Brief Abstract: How do we know we have the "right" clustering? At Sandia we cluster data daily, putting points into groups, for cyber, non-proliferation etc. The clustering we get depends on the choices we make along the way, and there are many. Do we even know how these choices change the answer? One of the fundamental choices is how to measure how close two data points are to each other. I’ll describe a basic geometric comparison of the most popular distance functions for a certain model, and we’ll see that they’re pretty similar, but with sharp differences in certain areas. I’ll have many pictures so the talk should be accessible. So far, everyone I’ve talked to who routinely uses these distances has been surprised by these results.

More formally -
For cyber security and text analysis (e.g. non-proliferation), raw data are modeled then transformed into feature space, using linear algebra (e.g. LSA, tensors) or statistics. Statistical Latent Dirichlet Allocation (LDA) has been gaining use at Sandia for cyber defense. LDA produces mixture model points in moderate to high dimensions: a point has positive coordinates and the coordinate-sum is 1. Geometrically these lie on a regular simplex. Numerous other statistical models and techniques also produce data in this geometric category, even though the meaning of the axes and coordinate values differs significantly. A distance function is used to further analyze these points, for example to cluster them or build a graph.
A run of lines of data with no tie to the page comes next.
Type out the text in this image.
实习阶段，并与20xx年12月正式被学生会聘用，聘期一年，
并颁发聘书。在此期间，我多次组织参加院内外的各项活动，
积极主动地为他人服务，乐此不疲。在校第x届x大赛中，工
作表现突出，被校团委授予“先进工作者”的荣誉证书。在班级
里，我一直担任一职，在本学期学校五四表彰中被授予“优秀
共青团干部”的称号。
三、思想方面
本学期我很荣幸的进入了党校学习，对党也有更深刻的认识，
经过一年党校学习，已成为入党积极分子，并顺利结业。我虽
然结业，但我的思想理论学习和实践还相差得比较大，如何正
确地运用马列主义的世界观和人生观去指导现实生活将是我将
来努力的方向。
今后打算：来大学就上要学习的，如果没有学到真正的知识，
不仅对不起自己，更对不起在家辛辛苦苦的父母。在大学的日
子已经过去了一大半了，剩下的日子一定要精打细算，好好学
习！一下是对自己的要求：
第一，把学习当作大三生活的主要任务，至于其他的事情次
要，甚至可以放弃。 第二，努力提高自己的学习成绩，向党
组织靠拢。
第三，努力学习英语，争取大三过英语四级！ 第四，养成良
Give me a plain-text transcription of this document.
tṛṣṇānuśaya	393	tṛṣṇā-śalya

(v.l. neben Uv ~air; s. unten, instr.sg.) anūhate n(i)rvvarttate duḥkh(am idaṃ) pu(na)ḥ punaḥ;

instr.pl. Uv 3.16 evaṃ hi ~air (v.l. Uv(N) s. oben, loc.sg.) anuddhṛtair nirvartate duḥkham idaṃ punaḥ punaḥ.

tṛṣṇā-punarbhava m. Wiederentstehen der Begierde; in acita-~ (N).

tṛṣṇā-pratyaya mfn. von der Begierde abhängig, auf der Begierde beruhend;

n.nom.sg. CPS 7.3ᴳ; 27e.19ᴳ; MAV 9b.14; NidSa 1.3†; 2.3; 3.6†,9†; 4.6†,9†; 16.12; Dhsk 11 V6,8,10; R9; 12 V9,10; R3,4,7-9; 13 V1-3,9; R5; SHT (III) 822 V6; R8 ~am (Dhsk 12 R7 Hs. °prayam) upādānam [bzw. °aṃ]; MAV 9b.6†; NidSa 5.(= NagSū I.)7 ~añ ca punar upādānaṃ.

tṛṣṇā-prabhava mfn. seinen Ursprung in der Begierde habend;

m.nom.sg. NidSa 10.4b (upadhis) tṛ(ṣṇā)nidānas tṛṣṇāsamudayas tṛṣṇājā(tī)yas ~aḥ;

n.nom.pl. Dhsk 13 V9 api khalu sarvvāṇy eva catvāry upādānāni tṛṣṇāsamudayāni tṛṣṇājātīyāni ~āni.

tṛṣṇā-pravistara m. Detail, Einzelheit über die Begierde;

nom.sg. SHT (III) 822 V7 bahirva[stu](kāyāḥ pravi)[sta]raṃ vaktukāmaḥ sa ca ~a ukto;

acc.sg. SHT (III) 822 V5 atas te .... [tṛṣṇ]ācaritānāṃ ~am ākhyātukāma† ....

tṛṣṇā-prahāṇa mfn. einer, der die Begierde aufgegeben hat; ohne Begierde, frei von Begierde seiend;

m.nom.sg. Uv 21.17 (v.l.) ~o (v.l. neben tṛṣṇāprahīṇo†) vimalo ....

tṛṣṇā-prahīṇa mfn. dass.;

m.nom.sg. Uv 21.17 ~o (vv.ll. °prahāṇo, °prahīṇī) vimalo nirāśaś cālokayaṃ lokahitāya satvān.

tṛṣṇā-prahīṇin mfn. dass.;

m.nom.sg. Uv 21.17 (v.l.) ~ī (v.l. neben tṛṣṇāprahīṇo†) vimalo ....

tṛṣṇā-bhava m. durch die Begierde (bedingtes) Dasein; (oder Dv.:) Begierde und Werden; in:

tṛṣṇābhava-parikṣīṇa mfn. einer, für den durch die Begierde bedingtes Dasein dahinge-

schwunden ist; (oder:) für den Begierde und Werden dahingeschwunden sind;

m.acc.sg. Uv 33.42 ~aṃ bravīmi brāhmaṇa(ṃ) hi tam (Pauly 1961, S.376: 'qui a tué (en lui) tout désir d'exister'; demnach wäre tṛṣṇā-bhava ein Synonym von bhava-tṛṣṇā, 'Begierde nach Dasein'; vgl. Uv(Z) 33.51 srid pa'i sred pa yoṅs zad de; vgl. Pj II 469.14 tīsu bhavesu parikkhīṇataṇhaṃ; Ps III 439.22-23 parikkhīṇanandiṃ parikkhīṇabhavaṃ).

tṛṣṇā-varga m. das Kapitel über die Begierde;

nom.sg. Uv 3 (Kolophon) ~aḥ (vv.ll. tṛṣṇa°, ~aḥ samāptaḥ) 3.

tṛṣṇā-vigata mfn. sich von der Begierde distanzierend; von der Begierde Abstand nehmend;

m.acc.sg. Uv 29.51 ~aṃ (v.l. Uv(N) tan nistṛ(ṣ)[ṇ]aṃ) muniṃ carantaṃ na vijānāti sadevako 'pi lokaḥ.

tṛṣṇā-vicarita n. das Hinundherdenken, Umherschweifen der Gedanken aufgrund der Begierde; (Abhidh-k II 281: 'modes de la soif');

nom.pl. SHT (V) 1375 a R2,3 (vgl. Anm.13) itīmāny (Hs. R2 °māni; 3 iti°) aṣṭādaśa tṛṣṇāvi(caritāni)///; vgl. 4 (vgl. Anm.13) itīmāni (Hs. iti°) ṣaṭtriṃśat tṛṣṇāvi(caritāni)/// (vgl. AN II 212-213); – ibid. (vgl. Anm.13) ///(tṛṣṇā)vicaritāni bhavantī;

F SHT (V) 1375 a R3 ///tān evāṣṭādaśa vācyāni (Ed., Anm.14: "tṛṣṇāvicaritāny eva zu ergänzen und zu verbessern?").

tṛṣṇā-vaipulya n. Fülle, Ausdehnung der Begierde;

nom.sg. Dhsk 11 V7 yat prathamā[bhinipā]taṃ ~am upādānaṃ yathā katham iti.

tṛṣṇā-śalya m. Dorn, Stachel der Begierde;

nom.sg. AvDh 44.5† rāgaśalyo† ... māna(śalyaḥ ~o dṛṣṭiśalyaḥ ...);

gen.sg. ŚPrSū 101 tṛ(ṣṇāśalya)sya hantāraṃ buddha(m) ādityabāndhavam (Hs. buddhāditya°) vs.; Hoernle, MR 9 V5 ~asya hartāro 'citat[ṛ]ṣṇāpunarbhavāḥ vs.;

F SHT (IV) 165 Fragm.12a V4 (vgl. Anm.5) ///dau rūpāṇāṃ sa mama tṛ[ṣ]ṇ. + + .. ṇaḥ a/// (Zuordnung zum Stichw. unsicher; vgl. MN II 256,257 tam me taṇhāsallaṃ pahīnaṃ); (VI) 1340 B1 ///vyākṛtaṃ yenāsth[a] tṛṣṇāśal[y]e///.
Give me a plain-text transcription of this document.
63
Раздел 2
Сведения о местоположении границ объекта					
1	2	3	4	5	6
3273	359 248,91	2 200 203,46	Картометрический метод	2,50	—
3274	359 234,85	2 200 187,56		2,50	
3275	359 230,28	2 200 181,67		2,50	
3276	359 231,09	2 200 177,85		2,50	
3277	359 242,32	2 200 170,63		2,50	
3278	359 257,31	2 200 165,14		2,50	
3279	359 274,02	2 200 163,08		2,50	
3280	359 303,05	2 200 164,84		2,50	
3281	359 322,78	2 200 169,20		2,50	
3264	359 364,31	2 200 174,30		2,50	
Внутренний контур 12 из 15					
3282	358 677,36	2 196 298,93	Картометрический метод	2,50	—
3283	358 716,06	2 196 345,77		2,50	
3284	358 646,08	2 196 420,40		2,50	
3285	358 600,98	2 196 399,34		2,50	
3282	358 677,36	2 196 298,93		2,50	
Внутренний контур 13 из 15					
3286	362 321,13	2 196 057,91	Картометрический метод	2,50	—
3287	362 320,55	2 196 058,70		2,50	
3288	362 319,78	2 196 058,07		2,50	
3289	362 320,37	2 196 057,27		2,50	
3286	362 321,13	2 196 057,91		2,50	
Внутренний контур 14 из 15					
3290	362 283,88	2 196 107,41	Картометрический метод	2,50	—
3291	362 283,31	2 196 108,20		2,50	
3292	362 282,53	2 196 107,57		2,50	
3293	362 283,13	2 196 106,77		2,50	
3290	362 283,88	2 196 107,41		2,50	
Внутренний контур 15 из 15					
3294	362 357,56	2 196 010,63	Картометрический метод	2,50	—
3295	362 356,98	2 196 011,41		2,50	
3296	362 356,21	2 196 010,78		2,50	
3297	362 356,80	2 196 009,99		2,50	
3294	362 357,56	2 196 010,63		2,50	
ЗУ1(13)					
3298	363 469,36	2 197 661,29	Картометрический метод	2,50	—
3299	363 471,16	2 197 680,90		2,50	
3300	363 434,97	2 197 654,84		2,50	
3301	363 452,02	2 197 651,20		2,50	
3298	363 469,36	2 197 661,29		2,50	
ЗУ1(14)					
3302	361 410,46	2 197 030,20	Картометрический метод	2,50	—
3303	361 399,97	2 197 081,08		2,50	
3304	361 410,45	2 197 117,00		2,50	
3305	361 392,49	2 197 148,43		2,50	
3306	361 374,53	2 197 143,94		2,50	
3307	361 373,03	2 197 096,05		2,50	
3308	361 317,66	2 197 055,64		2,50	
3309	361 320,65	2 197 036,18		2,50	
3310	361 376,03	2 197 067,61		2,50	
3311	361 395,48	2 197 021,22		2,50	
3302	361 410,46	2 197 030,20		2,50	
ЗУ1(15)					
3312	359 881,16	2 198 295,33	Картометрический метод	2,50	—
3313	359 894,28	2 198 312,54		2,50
Several different distance functions are popular amongst statisticians; which distance function is chosen is usually driven by the historical preference of the application domain, information-theoretic considerations, or by the desirability of the clustering results. Relatively little consideration is usually given to how distance functions geometrically transform data, or the distances algebraic properties. Here we take a look at these issues, in the hope of providing complementary insight and inspiring further geometric thought. Several popular distances; chi-squared, Jensen-Shannon divergence, and the square of the Hellinger distance; are shown to be nearly equivalent, in terms of functional forms after transformations, factorizations, and series expansions; and in terms of the shape and proximity of constant-value contours. This is somewhat surprising given that their original functional forms look quite different. Cosine similarity is the square of the Euclidean distance; same with another cosine and Hellinger. We suggest a geodesic variation of Hellinger. The square-root projection that arises in Hellinger distance is briefly compared to standard normalization for Euclidean distance. We provide plots and proofs of ratio and difference bounds. We provide some constructions that nearly achieve the worst-case ratios.